Luego les conduzco a la habitación donde van a trabajar. En los últimos meses he visto de todo: jóvenes amables y versados en informática, individuos que no logran solucionar lo que dejaron mal puesto, tipos que apenas son capaces de sumar dos y dos, operarios que al terminar la tarea me piden una escoba para barrer los desperdicios, hombres de pelo blanco que me tratan de usted (envejeciéndome con el trato). Nunca veo a mujeres. Es oficio de hombres, por mucho que hablemos de la revolución femenina y todo eso. Al final quien te pone las puertas y las persianas, los cajones de la cocina, el espejo del armario, la conexión a la red, suele ser un hombre. He descubierto, además, que quienes tienen menos de treinta años no han sido contaminados aún por la tacañería. Pervive en ellos la ingenuidad, y esa solidaridad propia de quien sabe cómo está el percal hoy día, lo cual se agradece. Mira, me cuentan, este fallo lo solucionas apagando y encendiendo el botón ese, pero si llama la empresa y te pregunta no digas que he venido, porque por esta bobada te van a clavar cincuenta o sesenta euros y no merece la pena. Muchos de ellos son conscientes de estar trabajando para negocios donde te hacen la ley y la trampa. Y por eso te echan un cable.

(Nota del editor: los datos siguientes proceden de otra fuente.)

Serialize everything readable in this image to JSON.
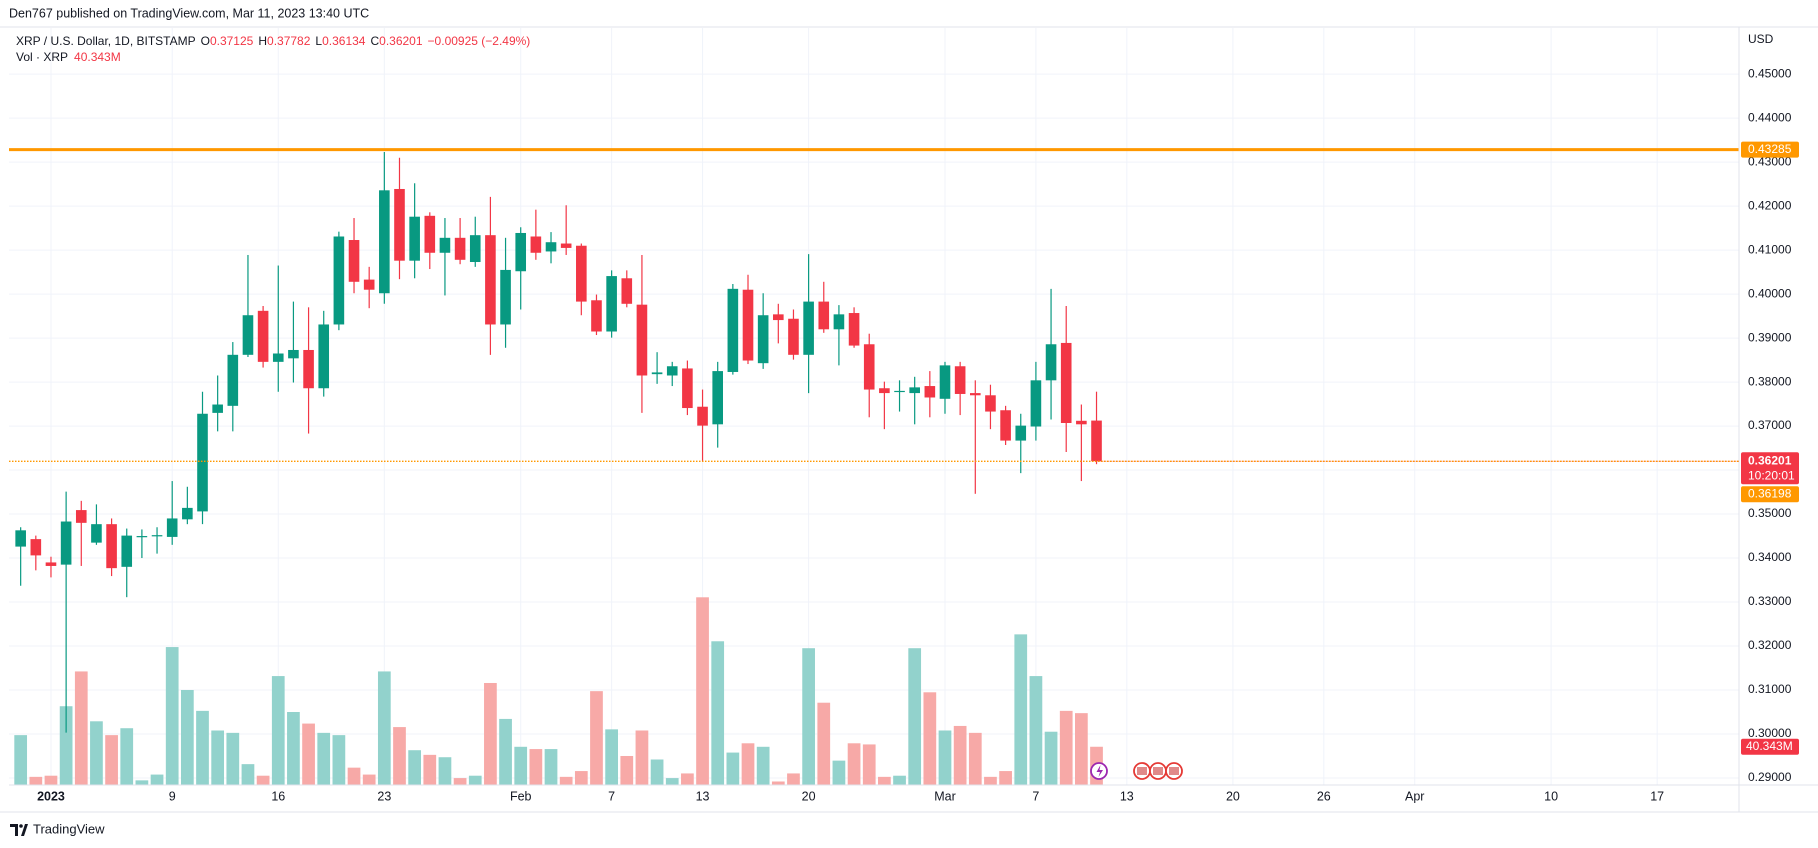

Cuando empiezan a trabajar elijo una de estas dos opciones: me voy al cuarto de al lado y les digo que me llamen si hay algún problema, o me quedo a ver lo que hacen e intento aprender algo. La escritura es un oficio ebrio de soledades. Siempre está uno solo y no habla con nadie, salvo, interiormente, con la pantalla que ofrece el simulacro de folio en blanco. Las mañanas, y parte de las tardes, soy un solitario unido al teclado. Por eso lo normal sería que, en cada una de estas apariciones de los técnicos, me pusiera a rajar con ellos como un condenado, diciendo esto y lo otro. Contándoles lo que sea, pero hablando. Sin embargo, son ellos quienes me eligen a mí para sus confesiones, y no al revés. Me quedo en silencio y asiento cada diez segundos. Lo cual demuestra que todos necesitamos, al menos, un oyente al día. Pienso en esa película, “Náufrago”, en la que un hombre atrapado en una isla desierta, para calmar la soledad, conversa con una pelota a la que le ha puesto ojos y boca. Estos visitantes hablan de diversos temas, aunque predominan los aspectos técnicos de su profesión. Dan consejos respecto a la compra de un ladrón nuevo, o sobre la limpieza de un mueble, o endosan en su cháchara algunos trucos informáticos. Existen personas a las que, cuando llega un obrero o un vendedor de enciclopedias a sus casas, las invitan a pasar y las utilizan de oyentes para sus cuitas, aunque al final no compren nada. Otras veces la situación es la inversa, y ahí tiene uno al técnico pegando la hebra sin parar. Me sucede, además, con los taxistas; unos cuantos no hablan ni por consejo médico, pero otros te cuentan dónde viven, o cómo es tal o cual barrio. Necesitan confesores. ¿Y quién no?